Imagine that you wake in the middle of the night to a knock on the door. A police officer stands there with a young girl; a child you had no idea existed until that moment and just like that the familiar life that you knew is gone.
Cat Lupo is the woman whose world starts to fall apart after she discovers that her video games designer husband Tom has fathered Ruby after a one night encounter. Ruby’s mother has died in suspicious circumstances and Tom is the only family that she has.
As a clinical child psychologist Cat spends her days treating children who have been diagnosed with anti-social personality disorders. While Cat is in shock she does want to do what is right for the girl and tries to accept Ruby into their life, but all is not right with the girl. Items go missing, a dead hamster is found in Cat’s bed and Freya becomes quiet and withdrawn.
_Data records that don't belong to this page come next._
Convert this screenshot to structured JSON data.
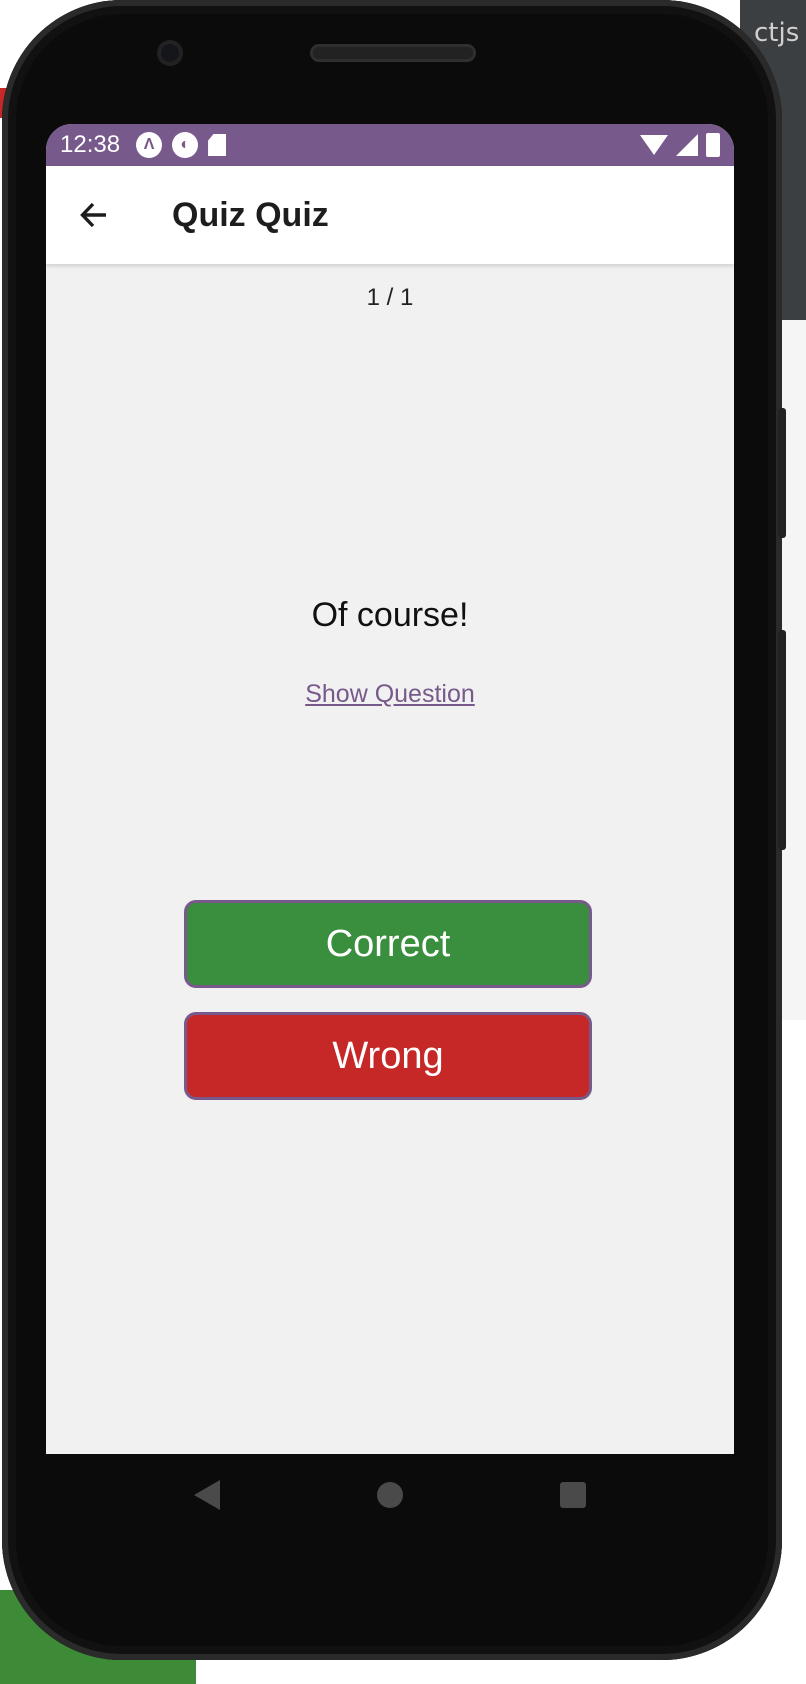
{
  "background": {
    "text_fragment": "ctjs"
  },
  "status_bar": {
    "time": "12:38",
    "color": "#775a8b",
    "left_icons": [
      "android-app-icon",
      "app-notification-icon",
      "sd-card-icon"
    ],
    "right_icons": [
      "wifi-icon",
      "signal-icon",
      "battery-icon"
    ]
  },
  "app_bar": {
    "title": "Quiz Quiz",
    "back_icon": "arrow-left-icon"
  },
  "quiz": {
    "counter": "1 / 1",
    "card_text": "Of course!",
    "toggle_link": "Show Question",
    "correct_label": "Correct",
    "wrong_label": "Wrong",
    "correct_color": "#3a8f3e",
    "wrong_color": "#c62828"
  },
  "nav_bar": {
    "icons": [
      "nav-back-icon",
      "nav-home-icon",
      "nav-recents-icon"
    ]
  }
}
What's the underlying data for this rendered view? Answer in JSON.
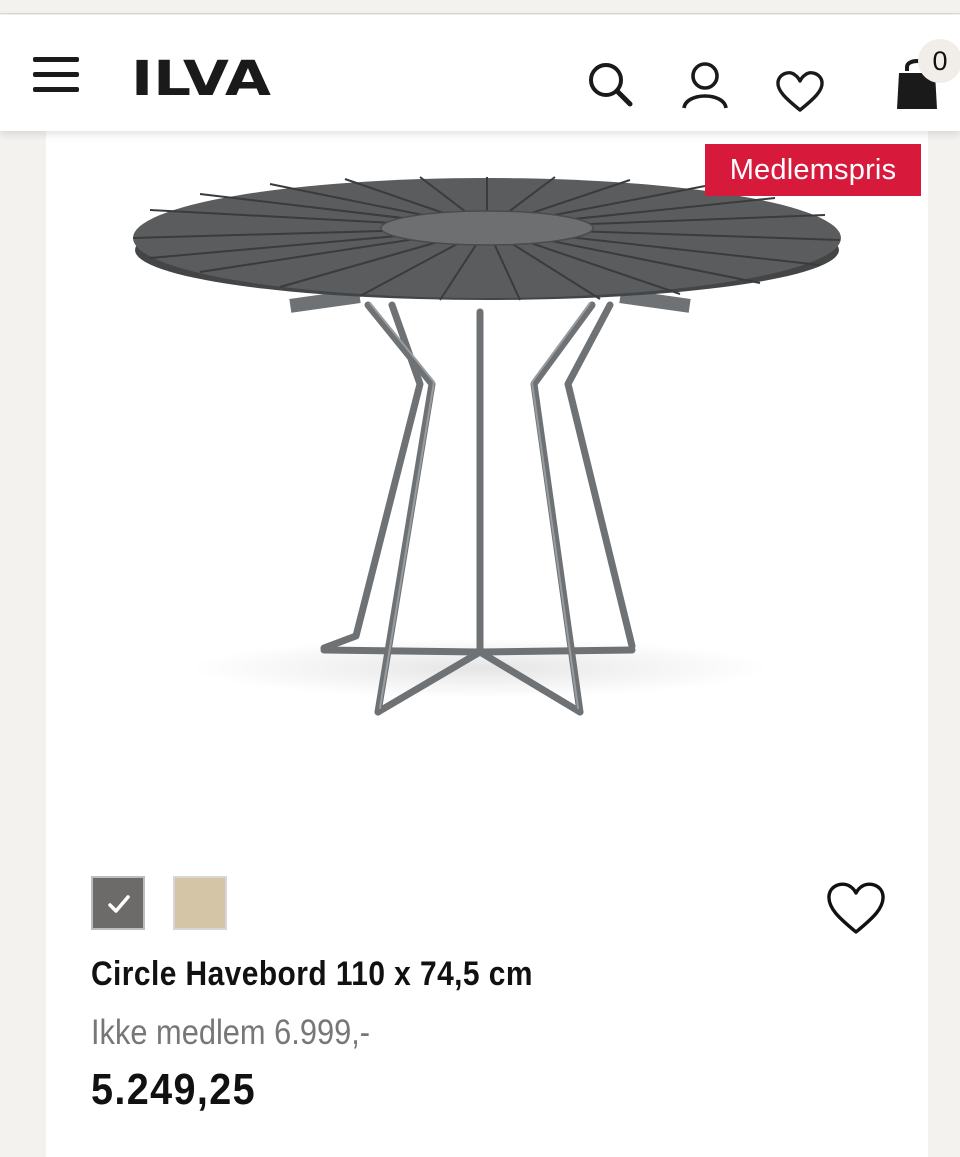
{
  "header": {
    "logo_text": "ILVA",
    "cart_count": "0",
    "icons": [
      "menu-icon",
      "search-icon",
      "user-icon",
      "heart-icon",
      "shopping-bag-icon"
    ]
  },
  "product": {
    "badge": "Medlemspris",
    "name": "Circle Havebord 110 x 74,5 cm",
    "regular_price": "Ikke medlem 6.999,-",
    "member_price": "5.249,25",
    "colors": [
      {
        "name": "dark-grey",
        "hex": "#6d6b69",
        "selected": true
      },
      {
        "name": "sand",
        "hex": "#d3c5a6",
        "selected": false
      }
    ]
  },
  "colors": {
    "badge_red": "#d71a3c",
    "page_bg": "#f4f2ef"
  }
}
Cat with all her training can recognise mentally ill children and she becomes convinced that that is what Ruby is. It is not long before she begins to fear for her own daughter’s safety, a concern she tries to share with her husband and her sister without positive results as they start to believe that an intensive period of psychosis suffered before the birth of her own child has once again taken hold of Cat.
Seeming to lose all her lines of support we are drawn into the claustrophobic intensity of the unfolding drama as Cat hunts for the truth about Ruby, her mother Lily her evasive husband Tom and dark secrets from the past..
Cat’s research tells her there’s no such thing as evil. Her history tells her she’s paranoid. Her instincts tell her different.
Give Me The Child is a skilfully written, engrossing read with an unforgettable twist at the end . This is the story of a dysfunctional family in meltdown which asks uncomfortable but important questions about how much we know about our partners, our children and ourselves.